CCT Aid. The series of CCT loans she received over the next several years helped Analyn rebuild her businesses. By 2007 she was back to using 50 sacks of flour a day. But even better, she came to have a personal relationship with the Lord Jesus Christ. She says, “A verse discussed in one of the first meetings I attended was Matthew 11:28, ‘Come to me all you who are weary and heavy laden and I will give you rest.’ I realized I’d forgotten all about God before this. I’d been through a lot of problems. The promise in the verse was exactly what I needed and I claimed it for myself.”

The Businesses at Present. Today, Analyn makes pizza Mondays to Fridays during the school months, selling an average of 450 pizzas every school day. The 10-inch pizzas are sold at P30.00 per box to canteen concessionaires in 20 Quezon City public schools where it is sold at P5.00 a piece. 


Analyn has carefully invested her loan money in bakery equipment and furnishings (a large freezer, oven, shelving, heavy duty mixer, slicer, dough roller, working table, office tables), and in a van.

Growth. From 2007 to 2011 Analyn was part of a loan group when the size of her loans was P50,000 and below. When she started receiving Growth Enterprise Loans (loans of more than P50,000) she began attending life mentoring sessions as a mentee of Christian business man Carson Tan.

Aside from joining CCT’s mentoring program, Analyn makes the most of free training offered by other organizations as well. She learned the proper way to bake bread at a four-day seminar offered by the Quezon City government. She also attended seminars on how to make siopao and siomai and sold these items at one time. Along with about a hundred other micro entrepreneurs from all over the Philippines she attended the PinoyMe Convention in March 2013 upon recommendation of CCT. “I was very eager at that time to have my breads and pizza sold in supermarkets. One of the things I learned at the convention was that this requires a lot of documents and that it takes quite a long time to process and acquire these documents. If I attempted to have my products sold in supermarket and learned these things in the process, I might have been discouraged. I also learned that the proper way to respond to competition is through 
innovation,” she says

Life Changes. Running the businesses and being able to give her children something she didn’t receive from


her parents has given Analyn a profound sense of fulfilment. She shares that when she was just starting her businesses, her family lived in such cramped quarters that her children had to sleep under the table where she mixed the dough. 

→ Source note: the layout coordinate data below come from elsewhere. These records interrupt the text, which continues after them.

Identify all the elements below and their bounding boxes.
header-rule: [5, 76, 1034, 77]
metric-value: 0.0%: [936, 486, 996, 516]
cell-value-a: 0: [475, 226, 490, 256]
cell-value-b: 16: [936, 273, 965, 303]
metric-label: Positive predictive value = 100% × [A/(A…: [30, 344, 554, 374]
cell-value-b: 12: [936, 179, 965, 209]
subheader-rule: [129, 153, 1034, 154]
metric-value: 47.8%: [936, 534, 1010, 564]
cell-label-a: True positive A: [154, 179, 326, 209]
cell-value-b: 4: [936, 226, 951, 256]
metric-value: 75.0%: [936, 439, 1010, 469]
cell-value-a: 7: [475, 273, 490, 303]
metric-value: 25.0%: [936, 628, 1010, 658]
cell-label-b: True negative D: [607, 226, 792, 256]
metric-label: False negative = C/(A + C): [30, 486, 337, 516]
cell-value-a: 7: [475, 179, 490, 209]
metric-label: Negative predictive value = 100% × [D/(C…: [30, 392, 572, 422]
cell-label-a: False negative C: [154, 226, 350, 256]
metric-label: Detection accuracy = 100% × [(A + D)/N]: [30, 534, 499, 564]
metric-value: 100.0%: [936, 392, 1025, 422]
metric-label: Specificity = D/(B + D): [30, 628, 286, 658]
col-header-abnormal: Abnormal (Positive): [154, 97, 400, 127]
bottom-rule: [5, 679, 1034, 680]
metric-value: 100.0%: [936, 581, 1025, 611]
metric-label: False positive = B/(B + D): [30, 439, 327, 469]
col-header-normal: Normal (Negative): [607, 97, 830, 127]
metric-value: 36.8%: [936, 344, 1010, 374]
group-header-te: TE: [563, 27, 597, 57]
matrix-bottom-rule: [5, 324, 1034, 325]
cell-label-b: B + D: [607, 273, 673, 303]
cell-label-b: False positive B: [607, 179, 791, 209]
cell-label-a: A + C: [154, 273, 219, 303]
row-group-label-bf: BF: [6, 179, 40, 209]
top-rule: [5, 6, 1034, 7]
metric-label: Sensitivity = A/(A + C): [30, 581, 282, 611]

Today they live in much better conditions and have enough to receive good education. Eldest daughter Ronalyn, 25, has a degree in computer engineering. Second daughter Carina, 23, will finish her business administration studies this school year. Son Rolando, 21 studied information technology, and the youngest
son who is still in grade school will be able to go to an excellent college or university when the time comes. Analyn's entire family attends one of CCT's community churches in Quezon City.  Someday soon she hopes to open a chain of bakeries in Masbate, to be able to provide jobs for her kababayan.